But hold on. In comes Terry Barns (Glenn Close), a successful, attractive, high-powered defense attorney who Jack invites to represent him. You’d think she’d jump at the chance but . . . she declines because a) she used to work for the Krasny before he became the DA, and b) a smart girl knows you gotta play hard to get. Sure enough, after some time, and because of some bad blood between her and Krasny, she decides to take the case but on one condition only: No matter what, Jack must not lie to her. That’s a fair request, but since this is a movie and we’re barely twenty minutes in, we know for sure that’s him lying is about as likely as me typing the word corroborate in the next sentence. Jack agrees, takes a polygraph test to corroborate (ding!) his story and presto, he’s got himself an attorney. No way these two are going to have sex. Oh wait. This was written by Joe Eszterhas. These two are definitely going to have sex.
A trial date is set so the two naturally spend a lot of personal time together, at first professionally but then a lot more casually. And it’s no wonder. Jack is handsome and charming. He also seems sincere, honestly working with Terry to clear his name. But mostly he handsome and charming. Just look at that guy. Terry gets a little caught up in those smokey blue eyes and with a little help from nature and circumstances, falls in
lust love. Jack claims he does too, and because so, the case takes a decidedly juicy turn, especially for Terry, who ends up at odds with her investigator (an Academy Award-nominated performance by Robert Loggia), who warns her she’s getting too close to the client. In more ways than one. As we follow Terry’s side of the story, it’s not long before it’s her story we follow the closest, and as she the story unfolds, she comes to learn a few troubling facts about our hero. Or so she thinks. As the trial begins and the evidence mounts for both sides, we ask ourselves two questions: is she in love with a killer, or a victim? And just how close to the edge of our seats can we sit before we fall flat on our duffs and spill our caramel-coated popcorn? (I’ll just go ahead and assume that’s what you’re eating because duh, why would you eat anything else?)

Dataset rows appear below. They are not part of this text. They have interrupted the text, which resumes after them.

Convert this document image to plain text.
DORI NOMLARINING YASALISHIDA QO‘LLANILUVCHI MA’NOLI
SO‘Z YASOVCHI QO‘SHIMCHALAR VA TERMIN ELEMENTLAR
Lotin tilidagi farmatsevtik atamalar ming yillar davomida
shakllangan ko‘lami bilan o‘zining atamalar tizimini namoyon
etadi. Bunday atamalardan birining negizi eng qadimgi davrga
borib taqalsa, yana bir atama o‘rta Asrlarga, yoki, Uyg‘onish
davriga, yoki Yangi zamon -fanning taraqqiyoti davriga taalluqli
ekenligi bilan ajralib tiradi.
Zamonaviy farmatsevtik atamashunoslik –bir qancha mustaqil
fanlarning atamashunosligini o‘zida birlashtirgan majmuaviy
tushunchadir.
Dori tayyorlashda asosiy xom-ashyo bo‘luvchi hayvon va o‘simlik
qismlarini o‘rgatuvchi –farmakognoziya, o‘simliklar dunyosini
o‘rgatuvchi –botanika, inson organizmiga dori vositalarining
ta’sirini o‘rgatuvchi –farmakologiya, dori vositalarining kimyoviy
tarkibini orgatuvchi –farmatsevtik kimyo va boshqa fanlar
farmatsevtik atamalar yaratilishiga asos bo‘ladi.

And here we come to the first of a few minor issues. The question of Jack’s guilt or innocence becomes the film’s singular conceit and it both draws us in with exceptional moments of suspense and drama, but since that is all the film can do, also leaves us a bit wanting for the characters themselves as they remain only players in the big game rather than more fully developed people we can sympathize with. It is a sea-saw of accusations and revelations, with Terry wildly rising and dipping from one side to the other.
That’s not a criticism as much as an observation. Marquad deftly handles this back and forth with some terrifically convincing courtroom moments, where some of the best battles take place between Barns and Krasny. This escalates until a key moment when Krasny reveals something that he really should have thought more about. It nearly gets him disbarred. But it’s these two powerful and dynamic lawyers in action that set the stage for some great courtroom banter, punctuated by the always questionable Jack looking on.
That the film plays with the audience from start to finish, finding all the right hooks to keep us engaged is a real testament to the writing of Eszterhas, who would find even greater success with Basic Instinct (and then stumble with Showgirls). It’s a seedy, sexy story held together with some solid performances and an eerily memorable score by the always reliable John Barry. Even now, decades later, this is one of those films that really ages well.
As a fan of the film and the genre though, there is one bit of contention that takes a bit of the fun away though, and that is the aforementioned final shot. As we learn to swing back and forth from start to finish about Jack’s place in all of this, we develop a kind of gut feeling and begin to become amateur lawyers and investigators on our own (something any great movie of this genre does well). We piece it all together, making our own decisions and judgments, and that makes for half the fun. But as effective as the film is throughout, it stops just short of true greatness by actually revealing just who the real killer is, a decision that was surely made by an executive and not the director or writer. By giving the answer away, we are denied the conversation after, and that is precisely what this type of film needs, a dialogue that keeps people thinking about it long after it’s over. As it stands, that conversation ends far too soon.